Vivimos en una era donde todo se comparte: lo que comemos, lo que pensamos, lo que sentimos y hasta con quién dormimos. Pero en medio de esa sobreexposición digital, está surgiendo una nueva tendencia: la de volver a lo íntimo. Guardar secretos está dejando de verse como algo sospechoso y recuperando su valor emocional y simbólico.
Un estudio de la Universidad de Columbia demostró que tener secretos no necesariamente nos hace sentir peor, siempre que esos secretos tengan un sentido personal y no estén ligados a culpa o vergüenza. De hecho, los secretos pueden ayudarnos a fortalecer la identidad, reflexionar más profundamente y establecer límites sanos.

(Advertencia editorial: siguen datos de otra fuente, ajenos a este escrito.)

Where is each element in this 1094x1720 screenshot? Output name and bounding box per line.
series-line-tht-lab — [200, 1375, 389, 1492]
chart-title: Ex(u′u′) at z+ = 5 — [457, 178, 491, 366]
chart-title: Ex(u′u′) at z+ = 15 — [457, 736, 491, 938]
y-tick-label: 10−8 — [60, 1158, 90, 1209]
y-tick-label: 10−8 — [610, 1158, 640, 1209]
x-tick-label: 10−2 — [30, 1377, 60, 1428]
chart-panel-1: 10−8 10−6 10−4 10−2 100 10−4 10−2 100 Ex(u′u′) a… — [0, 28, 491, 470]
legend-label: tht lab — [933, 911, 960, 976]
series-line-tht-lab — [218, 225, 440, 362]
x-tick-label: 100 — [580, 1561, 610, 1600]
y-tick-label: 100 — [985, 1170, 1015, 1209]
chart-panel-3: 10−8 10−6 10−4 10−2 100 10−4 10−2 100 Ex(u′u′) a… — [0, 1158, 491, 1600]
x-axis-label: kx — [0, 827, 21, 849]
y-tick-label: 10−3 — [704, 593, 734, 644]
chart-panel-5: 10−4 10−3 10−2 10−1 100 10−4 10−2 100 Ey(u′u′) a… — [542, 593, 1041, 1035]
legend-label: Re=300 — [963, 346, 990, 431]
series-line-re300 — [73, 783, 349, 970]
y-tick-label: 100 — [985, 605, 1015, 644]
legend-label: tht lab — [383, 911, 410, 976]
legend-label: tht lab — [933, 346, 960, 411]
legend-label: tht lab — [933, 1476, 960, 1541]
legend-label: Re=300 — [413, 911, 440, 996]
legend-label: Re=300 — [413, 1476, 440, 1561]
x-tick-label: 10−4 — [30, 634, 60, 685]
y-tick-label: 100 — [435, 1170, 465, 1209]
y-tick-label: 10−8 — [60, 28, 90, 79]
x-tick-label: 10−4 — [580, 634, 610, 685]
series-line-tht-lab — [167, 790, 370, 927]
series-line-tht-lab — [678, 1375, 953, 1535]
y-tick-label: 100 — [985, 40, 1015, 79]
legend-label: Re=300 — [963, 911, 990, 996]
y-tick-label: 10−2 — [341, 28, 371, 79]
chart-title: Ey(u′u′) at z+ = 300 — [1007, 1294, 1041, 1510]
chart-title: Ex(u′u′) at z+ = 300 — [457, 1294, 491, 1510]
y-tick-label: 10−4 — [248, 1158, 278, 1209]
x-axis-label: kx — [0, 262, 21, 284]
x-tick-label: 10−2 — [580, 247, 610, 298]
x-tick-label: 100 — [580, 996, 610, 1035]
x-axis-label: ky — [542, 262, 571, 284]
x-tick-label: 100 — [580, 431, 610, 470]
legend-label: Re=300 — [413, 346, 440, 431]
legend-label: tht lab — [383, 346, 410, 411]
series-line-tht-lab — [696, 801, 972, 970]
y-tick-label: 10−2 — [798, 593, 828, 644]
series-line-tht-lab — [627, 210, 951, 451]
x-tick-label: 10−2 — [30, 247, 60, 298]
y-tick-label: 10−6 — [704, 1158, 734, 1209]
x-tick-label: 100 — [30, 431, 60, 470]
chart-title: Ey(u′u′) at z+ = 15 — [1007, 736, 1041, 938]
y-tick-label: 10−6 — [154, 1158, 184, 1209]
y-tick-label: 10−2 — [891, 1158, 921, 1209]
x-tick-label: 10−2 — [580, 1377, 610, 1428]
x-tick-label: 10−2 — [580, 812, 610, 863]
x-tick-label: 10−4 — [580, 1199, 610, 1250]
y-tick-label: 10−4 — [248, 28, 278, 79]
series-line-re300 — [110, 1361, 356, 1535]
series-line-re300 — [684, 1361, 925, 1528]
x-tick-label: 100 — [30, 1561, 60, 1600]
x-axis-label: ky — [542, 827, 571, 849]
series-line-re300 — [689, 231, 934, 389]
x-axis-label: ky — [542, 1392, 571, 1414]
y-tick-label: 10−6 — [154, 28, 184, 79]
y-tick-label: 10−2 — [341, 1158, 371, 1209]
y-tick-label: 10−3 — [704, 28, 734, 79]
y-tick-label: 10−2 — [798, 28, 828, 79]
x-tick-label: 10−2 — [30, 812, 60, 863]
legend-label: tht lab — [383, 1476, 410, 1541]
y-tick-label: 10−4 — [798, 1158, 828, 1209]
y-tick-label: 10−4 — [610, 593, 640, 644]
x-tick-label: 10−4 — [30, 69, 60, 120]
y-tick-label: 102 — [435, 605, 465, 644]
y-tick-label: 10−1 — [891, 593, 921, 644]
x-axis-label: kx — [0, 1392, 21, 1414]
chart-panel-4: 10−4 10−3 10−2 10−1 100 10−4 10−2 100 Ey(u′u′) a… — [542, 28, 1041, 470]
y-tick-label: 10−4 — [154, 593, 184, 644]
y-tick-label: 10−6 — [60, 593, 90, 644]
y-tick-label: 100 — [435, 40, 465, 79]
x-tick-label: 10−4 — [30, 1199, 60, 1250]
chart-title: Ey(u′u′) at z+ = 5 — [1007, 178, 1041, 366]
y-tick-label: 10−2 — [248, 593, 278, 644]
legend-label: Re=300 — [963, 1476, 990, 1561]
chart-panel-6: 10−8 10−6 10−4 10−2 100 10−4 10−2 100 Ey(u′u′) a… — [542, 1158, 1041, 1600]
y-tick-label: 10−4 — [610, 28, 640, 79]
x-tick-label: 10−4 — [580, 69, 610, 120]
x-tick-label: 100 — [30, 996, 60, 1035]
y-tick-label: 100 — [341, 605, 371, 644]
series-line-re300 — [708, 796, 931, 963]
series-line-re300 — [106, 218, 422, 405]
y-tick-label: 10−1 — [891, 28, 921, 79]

En redes sociales, crece el fenómeno de la “vida fuera del feed”: personas que deciden no compartir todo, eliminar highlights de sus perfiles o incluso llevar relaciones amorosas enteras fuera del radar digital. No porque escondan algo, sino porque buscan conservar un espacio sagrado.
Culturalmente, los secretos también representan poder. No el poder de manipular, sino el de elegir. Elegir qué mostrar y qué no. Elegir cuándo, cómo y a quién contar las cosas importantes. En un mundo que premia la transparencia instantánea, reservarse algo se siente como una forma de autocuidado.
Así que si últimamente sientes que no quieres contarle al mundo lo que estás viviendo… no estás mal. Estás protegiendo lo tuyo. Y eso, hoy más que nunca, vale oro.